The Nigeria Sovereign Investment Authority said the best researchers could even get paid more under the new MiFID II rules, which come into force in just over three months. New Zealand’s superannuation fund hopes the regulatory overhaul will improve returns across the market.
“I will pay more for quality research if it’s going to give me the alpha that I need,” Uche Orji, chief executive officer of the Nigeria fund and a former analyst, said in an interview in Astana, Kazakhstan. “There’s a tendency sometimes for customers to focus on the cost of something rather than the quality of what’s delivered.”
The European Union’s revised Markets in Financial Instruments Directive requires money managers to pay for research separately from broking services starting from January. There’s growing concern this will lead to hundreds of job losses among analysts, and that the quality of research will decline.
Orji, who oversees about $2 billion, warned that the new rulebook could have negative consequences for the research industry by reducing the amount available for spending on analysis.
“A good analyst can deliver you a lot of value, but if you want to commoditize it and fight about cost more than quality,” firms might lose sight of that, Orji said during the International Forum of Sovereign Wealth Funds meeting in the Kazakh capital.
An increasing number of research providers are reducing the amount they plan to charge for basic research to gain market share, and are relying on additional services such as analyst calls to generate revenue. The top 10 sell-side banks currently spend about $4 billion a year on research, but this will drop 30 percent after the rules come into force, consultant McKinsey & Co. estimates.
Bloomberg LP, the parent company of Bloomberg News, provides data and analytics as well as research management and best execution services for firms complying with MiFID II requirements.

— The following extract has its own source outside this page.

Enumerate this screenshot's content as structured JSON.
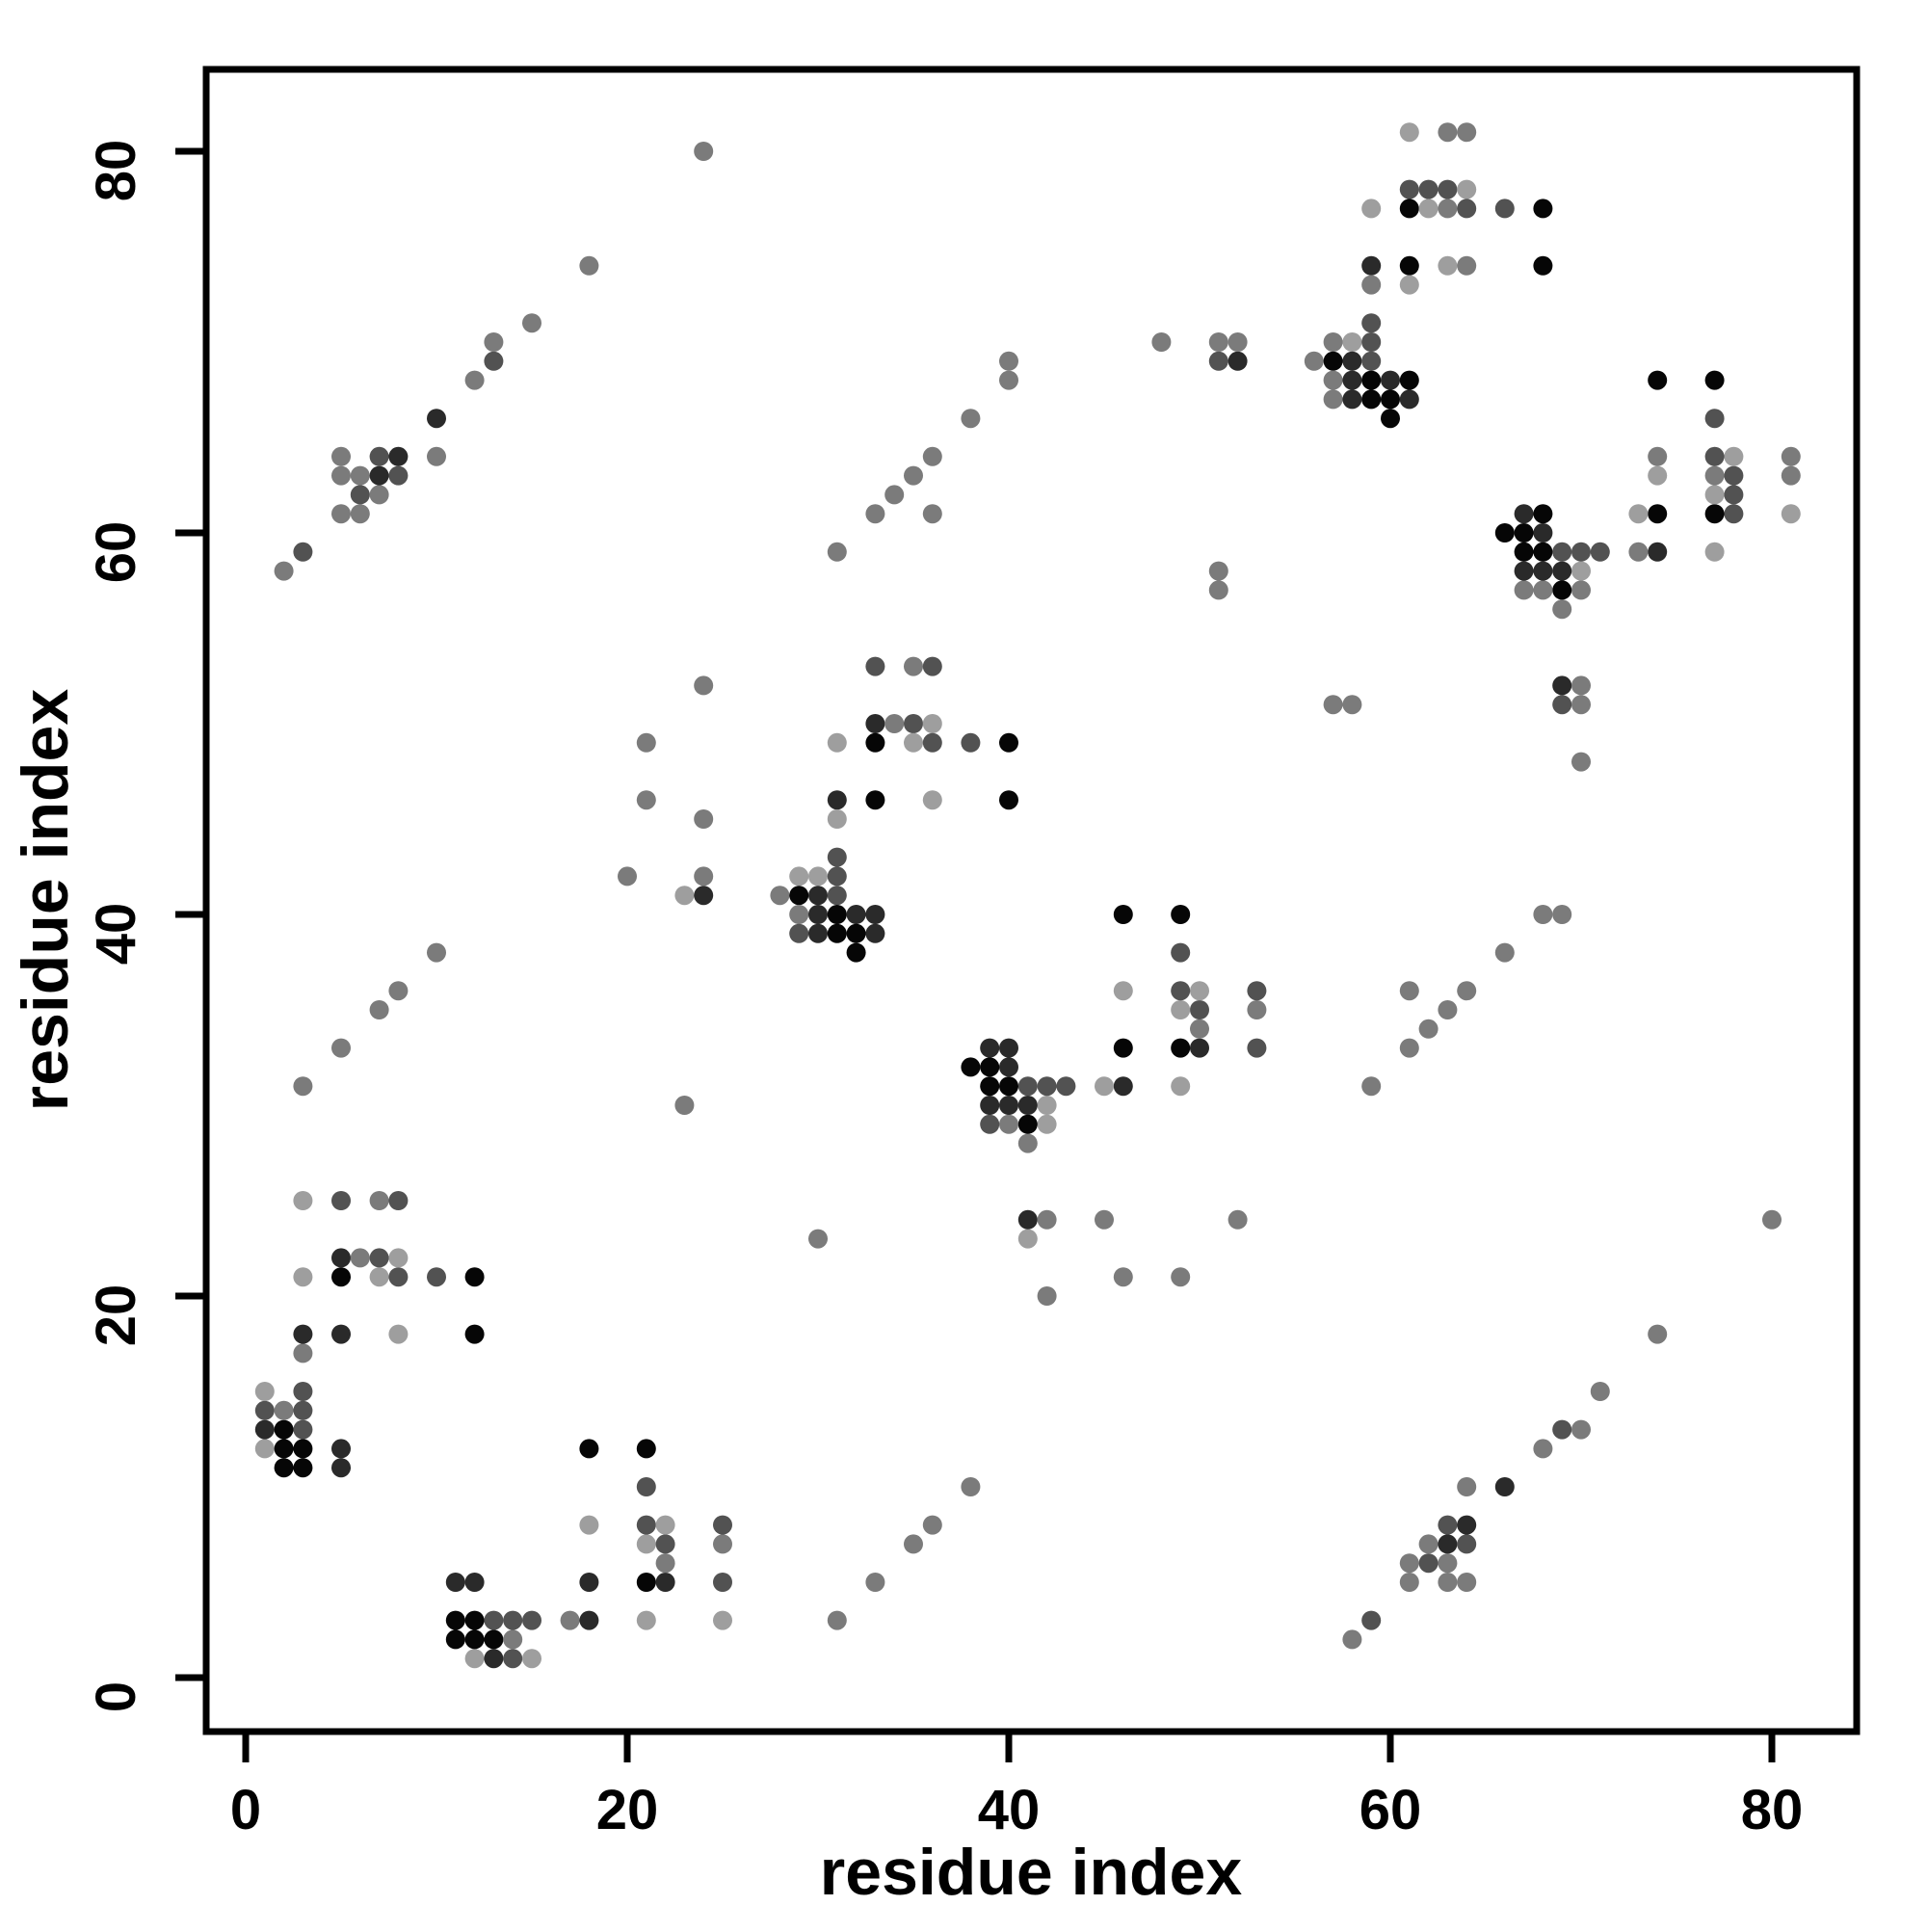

The Abu Dhabi Investment Authority said it “began work last year on a comprehensive internal exercise to fully assess the impact of MiFID II, particularly in relation to research and the research market.” It’s “confident that it will be prepared for the January deadline,” according to a statement.
ADIA already pays for research and expects to see an increased emphasis on research quality over cost or quantity, according to a person familiar with the fund’s operations.
The wealth fund expects that the increased transparency under MiFID II will be positive and likely be demanded by investors globally and not just in Europe, the person said, asking not to be identified. ADIA managed about $828 billion in June, the Sovereign Wealth Fund Institute estimates, while its 2016 annual report showed that about 60 percent of its assets were managed by external fund managers.
Yngve Slyngstad, CEO of Norway’s $1 trillion SWF, the world’s largest, has said his fund has separated trading and research for broker commissions for more than 10 years because it views them as two entirely different services. SWFs aren’t covered by MiFID II but will be impacted because they allocate money to asset managers, which are under the rules’ jurisdiction.
Another reason EU regulators are unbundling execution and research costs is to boost returns for investors. Most money managers have so far chosen to absorb the cost of paying for research rather than pass the charges onto their clients.
Yet Adrian Orr, CEO of the New Zealand Super Fund, is skeptical that clients will end up benefiting. “With most regulation, the costs will end up on the end consumer so asset managers will have to pay,” said Orr, who oversees almost $26 billion.
Orr’s fund is overweight on European equities and sees an “enormous opportunity” in credit and distressed credit in the region, he said.
One quandary with MiFID II is the requirement that brokerages are paid directly for research -- that conflicts with U.S. rules. Wall Street brokerages are lobbying regulators to ensure the European regulations don’t spread to America, and the Securities and Exchange Commission has signaled it has increased efforts to find a solution before MiFID II takes effect.
Orr said that, generally speaking, it’s preferable for a set of rules like these to become the norm worldwide.
“Ideally, you would have a global standard,” he said in Astana. “Otherwise you end up with a lot of arbitrage and that makes it even more costly for investors.”